At some point, we’ve all had writing mix-up of words we don’t intend. Within my own writing, I’ve come across some common words that I’ve gotten confused many times. Sometimes – yes – sometimes it does happen – spellcheck does confuse words and inserts the opposite word. Most often these words are interchanges of the others and thankfully I’ve caught them during my edits on the Hunt book.
Three of the most common interchanges of words I’ve come across in my writing of this book is:
Trial vs. Trail
Trial refers to the process of a civil or criminal court trial.
Trail refers to the hiking trails in the outdoors.
With just two vowels in these words, they mean completely different things – almost like light and dark. I’ve caught this so many times that’s it’s not funny. But thankfully, I noticed these blunders. I must have had hiking on the brain when I made these mistakes. After going through so many trial and appeal documents you’d think my fingers and brain would know the difference and type trial instead of trail.
Except vs. Expect
With the interchange of three letters, these two words mean something completely different. I noticed these word exchanges and it transforms the entire meaning of the sentence.

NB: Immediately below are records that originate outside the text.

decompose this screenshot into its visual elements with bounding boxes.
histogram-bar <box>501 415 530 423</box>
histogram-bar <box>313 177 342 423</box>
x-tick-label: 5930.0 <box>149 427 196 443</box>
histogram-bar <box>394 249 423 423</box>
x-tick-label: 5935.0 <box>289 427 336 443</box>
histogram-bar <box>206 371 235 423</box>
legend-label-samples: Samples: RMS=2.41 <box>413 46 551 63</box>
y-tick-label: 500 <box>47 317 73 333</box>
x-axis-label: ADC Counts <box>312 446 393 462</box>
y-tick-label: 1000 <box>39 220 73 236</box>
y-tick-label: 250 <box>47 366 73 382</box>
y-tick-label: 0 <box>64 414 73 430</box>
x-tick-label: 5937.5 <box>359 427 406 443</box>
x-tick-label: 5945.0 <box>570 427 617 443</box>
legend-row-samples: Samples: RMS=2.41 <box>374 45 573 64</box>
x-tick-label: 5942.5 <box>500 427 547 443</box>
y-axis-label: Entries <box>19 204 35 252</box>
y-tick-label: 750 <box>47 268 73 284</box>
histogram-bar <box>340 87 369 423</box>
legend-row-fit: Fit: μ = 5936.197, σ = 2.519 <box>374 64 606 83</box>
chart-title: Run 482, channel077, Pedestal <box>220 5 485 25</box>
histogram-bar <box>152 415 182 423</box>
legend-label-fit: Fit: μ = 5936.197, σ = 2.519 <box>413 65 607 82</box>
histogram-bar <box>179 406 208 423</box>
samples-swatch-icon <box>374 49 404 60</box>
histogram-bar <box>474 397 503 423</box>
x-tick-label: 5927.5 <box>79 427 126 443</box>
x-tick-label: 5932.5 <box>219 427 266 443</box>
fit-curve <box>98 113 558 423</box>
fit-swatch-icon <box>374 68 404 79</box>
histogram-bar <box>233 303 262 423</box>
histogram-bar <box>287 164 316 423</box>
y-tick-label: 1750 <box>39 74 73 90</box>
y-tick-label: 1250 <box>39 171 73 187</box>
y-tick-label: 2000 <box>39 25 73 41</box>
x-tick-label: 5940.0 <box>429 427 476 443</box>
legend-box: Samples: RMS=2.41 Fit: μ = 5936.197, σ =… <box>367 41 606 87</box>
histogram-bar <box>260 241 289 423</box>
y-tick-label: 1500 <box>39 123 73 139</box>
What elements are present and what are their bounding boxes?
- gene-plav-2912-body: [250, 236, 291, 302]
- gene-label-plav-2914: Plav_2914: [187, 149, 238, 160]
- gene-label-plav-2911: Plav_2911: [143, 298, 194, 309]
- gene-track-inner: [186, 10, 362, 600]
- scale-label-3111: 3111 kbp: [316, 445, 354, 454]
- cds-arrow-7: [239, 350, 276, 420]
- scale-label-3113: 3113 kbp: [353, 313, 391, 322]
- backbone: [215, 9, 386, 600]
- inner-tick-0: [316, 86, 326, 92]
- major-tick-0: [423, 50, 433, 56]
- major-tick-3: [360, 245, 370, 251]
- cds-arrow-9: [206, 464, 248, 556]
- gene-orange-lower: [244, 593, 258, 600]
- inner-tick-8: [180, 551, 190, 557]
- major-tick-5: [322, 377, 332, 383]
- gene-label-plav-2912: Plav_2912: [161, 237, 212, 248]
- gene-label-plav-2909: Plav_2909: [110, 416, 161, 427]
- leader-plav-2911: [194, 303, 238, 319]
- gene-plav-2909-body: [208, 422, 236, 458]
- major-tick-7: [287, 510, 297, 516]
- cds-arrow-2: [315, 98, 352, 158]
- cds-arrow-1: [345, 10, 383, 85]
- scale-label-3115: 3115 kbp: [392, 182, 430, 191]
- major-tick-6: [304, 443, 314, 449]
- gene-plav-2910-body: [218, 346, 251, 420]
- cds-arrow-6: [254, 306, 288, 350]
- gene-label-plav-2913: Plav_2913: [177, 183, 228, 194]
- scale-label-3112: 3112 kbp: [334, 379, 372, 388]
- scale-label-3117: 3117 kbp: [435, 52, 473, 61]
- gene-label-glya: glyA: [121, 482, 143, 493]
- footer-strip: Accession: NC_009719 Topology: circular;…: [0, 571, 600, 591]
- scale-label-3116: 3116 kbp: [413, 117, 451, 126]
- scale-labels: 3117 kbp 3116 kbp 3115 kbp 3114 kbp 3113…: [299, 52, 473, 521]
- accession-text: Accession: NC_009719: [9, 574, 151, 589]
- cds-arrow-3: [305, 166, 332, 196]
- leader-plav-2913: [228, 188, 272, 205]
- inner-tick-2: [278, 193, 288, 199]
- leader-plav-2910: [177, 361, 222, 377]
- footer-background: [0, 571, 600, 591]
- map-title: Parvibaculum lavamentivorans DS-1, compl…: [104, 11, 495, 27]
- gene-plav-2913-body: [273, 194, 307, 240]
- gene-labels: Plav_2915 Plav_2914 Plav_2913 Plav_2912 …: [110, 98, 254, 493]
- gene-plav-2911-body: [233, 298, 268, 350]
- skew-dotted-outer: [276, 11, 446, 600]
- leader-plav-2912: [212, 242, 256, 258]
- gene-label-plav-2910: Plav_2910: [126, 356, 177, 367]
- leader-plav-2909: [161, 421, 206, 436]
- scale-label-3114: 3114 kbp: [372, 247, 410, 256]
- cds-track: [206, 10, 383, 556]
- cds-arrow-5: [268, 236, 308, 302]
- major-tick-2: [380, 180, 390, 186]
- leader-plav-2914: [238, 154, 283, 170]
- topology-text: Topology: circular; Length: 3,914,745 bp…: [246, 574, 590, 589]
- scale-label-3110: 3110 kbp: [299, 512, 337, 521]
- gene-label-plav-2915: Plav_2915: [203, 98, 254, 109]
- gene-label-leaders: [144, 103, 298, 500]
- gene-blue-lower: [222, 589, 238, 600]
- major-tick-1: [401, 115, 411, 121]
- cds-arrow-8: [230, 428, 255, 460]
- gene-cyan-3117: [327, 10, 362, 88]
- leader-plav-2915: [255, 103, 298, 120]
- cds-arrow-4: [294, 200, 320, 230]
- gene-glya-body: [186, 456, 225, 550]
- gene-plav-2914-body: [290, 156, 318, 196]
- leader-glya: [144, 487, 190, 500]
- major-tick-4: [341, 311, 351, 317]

Except means basically exclude, while expect means something is likely to happen. Different meanings altogether, but when I’ve been writing these two words I have gotten them mixed up.
Reserve vs. Reverse
With the interchange of four letters, these two words mean something completely different as well.
Reserve means to hold off using and save it for the future, while reverse means everything from going backwards to acting in a usual manner. Once again one of these words can change the entire meaning of a sentence or passage.
How I caught these mistakes during my editing was when I was hard editing my Hunt book. I’d make manual changes on a printed manuscript, but then I took it a step further to ensure all my bases were covered.
Even after inserting my edits into the computer, I’d use the search function in Word to double check on finding each of these words. This gave me the added confidence that every single one of these words was correct in the context of the writing. No matter how many times I’ve done a paper edit, there was always one or two trails not corrected.
All my problem words have been identified in my Hunt book. I’m sure in the next book I write I’ll encounter new problem words to identify.
Recognize your problem words with interchanges like the ones that plagued me. Write them down. Then do a search function in the document to help you find if those word interchanges are in your document like I encountered in my own writing. The search function can be your lifesaver.